John Green’s 2005 young adult novel “Looking for Alaska” features depictions of everything parents don’t want their kids involved with: drinking, sex and general mischief. Though the controversial novel has been banned in some schools, it has become a national bestseller, not only because of its bawdy content, but also for the way in which Green crafts powerful images that resonate with the youthful audience for which the novel is intended.
Food and Comfort
Throughout “Looking for Alaska,” food or activities involving food are shown as ways in which the characters deal with problems.

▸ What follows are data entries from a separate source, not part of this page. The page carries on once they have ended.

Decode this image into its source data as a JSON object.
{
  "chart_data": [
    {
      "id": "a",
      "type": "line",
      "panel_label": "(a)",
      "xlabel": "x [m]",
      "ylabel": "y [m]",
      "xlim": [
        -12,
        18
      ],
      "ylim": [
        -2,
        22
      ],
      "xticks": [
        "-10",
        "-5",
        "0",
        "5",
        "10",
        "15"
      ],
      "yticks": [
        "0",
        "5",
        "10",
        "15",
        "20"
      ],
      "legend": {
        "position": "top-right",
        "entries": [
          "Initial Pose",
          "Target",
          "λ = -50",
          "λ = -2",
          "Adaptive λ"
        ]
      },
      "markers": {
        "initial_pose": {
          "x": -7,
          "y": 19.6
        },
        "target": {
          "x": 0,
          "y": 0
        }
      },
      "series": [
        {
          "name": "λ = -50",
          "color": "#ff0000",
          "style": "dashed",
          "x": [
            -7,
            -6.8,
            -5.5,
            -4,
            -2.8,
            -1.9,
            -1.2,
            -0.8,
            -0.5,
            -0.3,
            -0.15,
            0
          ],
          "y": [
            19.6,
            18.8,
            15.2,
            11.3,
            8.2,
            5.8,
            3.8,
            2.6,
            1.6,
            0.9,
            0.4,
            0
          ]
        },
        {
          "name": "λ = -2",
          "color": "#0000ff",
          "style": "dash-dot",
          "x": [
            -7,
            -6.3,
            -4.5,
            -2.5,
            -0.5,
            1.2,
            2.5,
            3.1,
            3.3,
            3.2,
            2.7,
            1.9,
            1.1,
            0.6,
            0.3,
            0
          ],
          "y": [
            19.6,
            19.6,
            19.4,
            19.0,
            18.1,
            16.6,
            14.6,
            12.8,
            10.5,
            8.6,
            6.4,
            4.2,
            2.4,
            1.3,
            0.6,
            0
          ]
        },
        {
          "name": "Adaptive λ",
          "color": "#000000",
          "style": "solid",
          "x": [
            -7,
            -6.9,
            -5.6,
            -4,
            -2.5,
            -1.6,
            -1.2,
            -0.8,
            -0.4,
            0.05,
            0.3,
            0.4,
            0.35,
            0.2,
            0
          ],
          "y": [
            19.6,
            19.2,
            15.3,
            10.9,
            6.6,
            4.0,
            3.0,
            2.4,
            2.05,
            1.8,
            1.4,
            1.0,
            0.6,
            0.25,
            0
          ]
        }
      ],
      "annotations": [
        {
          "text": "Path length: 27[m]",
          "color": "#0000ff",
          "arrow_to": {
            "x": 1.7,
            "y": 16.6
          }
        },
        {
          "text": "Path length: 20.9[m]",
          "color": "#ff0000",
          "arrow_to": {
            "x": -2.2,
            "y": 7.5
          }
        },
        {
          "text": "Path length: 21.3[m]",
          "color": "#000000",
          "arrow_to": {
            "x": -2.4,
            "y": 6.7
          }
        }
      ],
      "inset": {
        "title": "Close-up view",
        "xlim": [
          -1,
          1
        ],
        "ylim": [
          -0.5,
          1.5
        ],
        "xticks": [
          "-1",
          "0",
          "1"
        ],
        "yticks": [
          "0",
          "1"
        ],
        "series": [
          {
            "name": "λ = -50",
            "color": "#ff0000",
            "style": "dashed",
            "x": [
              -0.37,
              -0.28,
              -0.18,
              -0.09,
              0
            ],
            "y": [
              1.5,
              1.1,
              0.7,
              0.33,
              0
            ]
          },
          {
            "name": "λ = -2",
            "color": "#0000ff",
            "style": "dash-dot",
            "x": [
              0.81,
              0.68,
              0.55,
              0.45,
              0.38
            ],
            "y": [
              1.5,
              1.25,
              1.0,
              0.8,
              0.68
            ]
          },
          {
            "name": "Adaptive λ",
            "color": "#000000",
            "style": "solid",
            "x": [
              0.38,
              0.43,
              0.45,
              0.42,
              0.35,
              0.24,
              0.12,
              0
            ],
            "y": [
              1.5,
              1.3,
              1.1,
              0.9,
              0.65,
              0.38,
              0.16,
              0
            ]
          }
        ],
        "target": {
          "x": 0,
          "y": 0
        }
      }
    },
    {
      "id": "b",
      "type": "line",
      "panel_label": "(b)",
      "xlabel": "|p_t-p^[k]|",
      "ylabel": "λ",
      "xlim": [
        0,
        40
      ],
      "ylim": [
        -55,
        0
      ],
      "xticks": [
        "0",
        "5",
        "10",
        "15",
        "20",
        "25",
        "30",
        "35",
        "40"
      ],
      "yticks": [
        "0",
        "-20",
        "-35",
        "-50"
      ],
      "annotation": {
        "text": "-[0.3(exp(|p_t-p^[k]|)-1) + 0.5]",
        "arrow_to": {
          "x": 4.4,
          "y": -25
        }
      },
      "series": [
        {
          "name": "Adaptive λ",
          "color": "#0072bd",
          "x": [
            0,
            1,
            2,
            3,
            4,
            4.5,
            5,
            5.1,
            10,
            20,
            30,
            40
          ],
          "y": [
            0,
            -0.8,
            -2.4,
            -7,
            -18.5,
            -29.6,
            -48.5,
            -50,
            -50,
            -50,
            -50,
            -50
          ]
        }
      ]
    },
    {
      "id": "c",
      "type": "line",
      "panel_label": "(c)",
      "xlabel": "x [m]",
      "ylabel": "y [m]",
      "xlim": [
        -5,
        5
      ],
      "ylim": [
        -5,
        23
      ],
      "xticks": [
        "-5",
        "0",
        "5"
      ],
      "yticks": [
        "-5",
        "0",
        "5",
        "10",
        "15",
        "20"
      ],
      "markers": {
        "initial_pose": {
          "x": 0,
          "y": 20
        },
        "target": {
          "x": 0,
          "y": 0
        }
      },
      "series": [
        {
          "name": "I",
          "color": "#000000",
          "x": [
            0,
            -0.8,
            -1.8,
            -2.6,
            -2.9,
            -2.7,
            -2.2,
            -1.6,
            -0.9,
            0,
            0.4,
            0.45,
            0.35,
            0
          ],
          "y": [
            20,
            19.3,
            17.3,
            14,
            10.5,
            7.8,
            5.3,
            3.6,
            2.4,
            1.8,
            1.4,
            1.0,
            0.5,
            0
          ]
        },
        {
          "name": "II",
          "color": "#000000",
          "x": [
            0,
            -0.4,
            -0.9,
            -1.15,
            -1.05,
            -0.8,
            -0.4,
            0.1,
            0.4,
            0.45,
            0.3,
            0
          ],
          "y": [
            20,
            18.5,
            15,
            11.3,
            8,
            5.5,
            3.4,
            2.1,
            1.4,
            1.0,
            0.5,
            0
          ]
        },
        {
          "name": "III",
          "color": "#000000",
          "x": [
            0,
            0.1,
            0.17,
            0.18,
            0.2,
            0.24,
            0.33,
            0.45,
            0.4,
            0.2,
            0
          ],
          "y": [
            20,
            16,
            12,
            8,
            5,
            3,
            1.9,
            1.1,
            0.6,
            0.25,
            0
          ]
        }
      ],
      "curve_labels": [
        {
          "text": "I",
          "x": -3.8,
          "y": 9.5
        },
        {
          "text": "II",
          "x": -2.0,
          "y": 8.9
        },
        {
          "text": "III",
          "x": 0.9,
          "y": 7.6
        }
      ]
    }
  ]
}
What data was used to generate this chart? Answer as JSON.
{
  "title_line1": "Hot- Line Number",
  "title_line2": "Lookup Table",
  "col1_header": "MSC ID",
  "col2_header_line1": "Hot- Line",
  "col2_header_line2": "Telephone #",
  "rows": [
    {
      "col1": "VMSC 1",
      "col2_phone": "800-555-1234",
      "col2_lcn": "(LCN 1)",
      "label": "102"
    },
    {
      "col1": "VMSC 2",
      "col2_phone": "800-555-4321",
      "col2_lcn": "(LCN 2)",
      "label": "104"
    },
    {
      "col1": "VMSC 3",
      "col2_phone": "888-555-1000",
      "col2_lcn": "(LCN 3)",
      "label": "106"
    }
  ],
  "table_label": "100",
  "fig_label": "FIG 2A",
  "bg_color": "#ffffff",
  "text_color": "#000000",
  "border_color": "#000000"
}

The most vivid image of food is the bufriedo, a fried bean burrito that the Colonel and his group of friends use as both an initiation rite for joining their gang, and a coping mechanism for the stresses of boarding school. Imagery of food and eating is well developed and thorough, emphasizing significance to the characters and the storyline.
Obesity and Fitting In
As one might expect in a novel in which food plays a prominent role, a number of characters in “Looking for Alaska” are overweight or are referred to by nicknames associated with obesity. The main character, Miles Halter, is called “Pudge” by his roommate and best friend, Chip Martin; the nickname is ironic, because Miles is tall and slender. Chip is described as short and stocky, as are school principal Mr. Starnes and Dr. Hyde. Each is also considered an outcast in the school, suggesting a correlation between weight -- or weight-related nicknames -- and their ability to fit in.
Miles and his group are constantly battling with the Weekday Warriors, a group of popular students at Culver Creek Preparatory School. In the final prank war with the Warriors, Miles and his crew successfully change the Warriors’ grades and put blue dye in their shampoo and hair gel. This combination ends the prank war, with Miles and his crew the victors. When describing their pranks, the characters reveal the degree to which successful pranking reflects an image of popularity at Culver Creek. The pranks are ritualistic displays of power, and when MIles and his friends are ultimately successful in out-pranking the Weekday Warriors, it reveals their power and prestige at school.
Labyrinth of Suffering
The labyrinth of suffering is a recurrent image, introduced by the title character, Alaska, in a conversation with Pudge. Alaska constantly seems to reflect on this image, which evidently emerges from Simon Bolivar’s last words. For Alaska, the labyrinth of suffering is an image of her own inner turmoil and depression, with which she struggles for the entirety of the novel. This suggests that Alaska is trapped in the twists and turns of her own sadness, and she is incapable of escaping this feeling of suffering. Alaska’s death seems to represent her final attempt at escaping.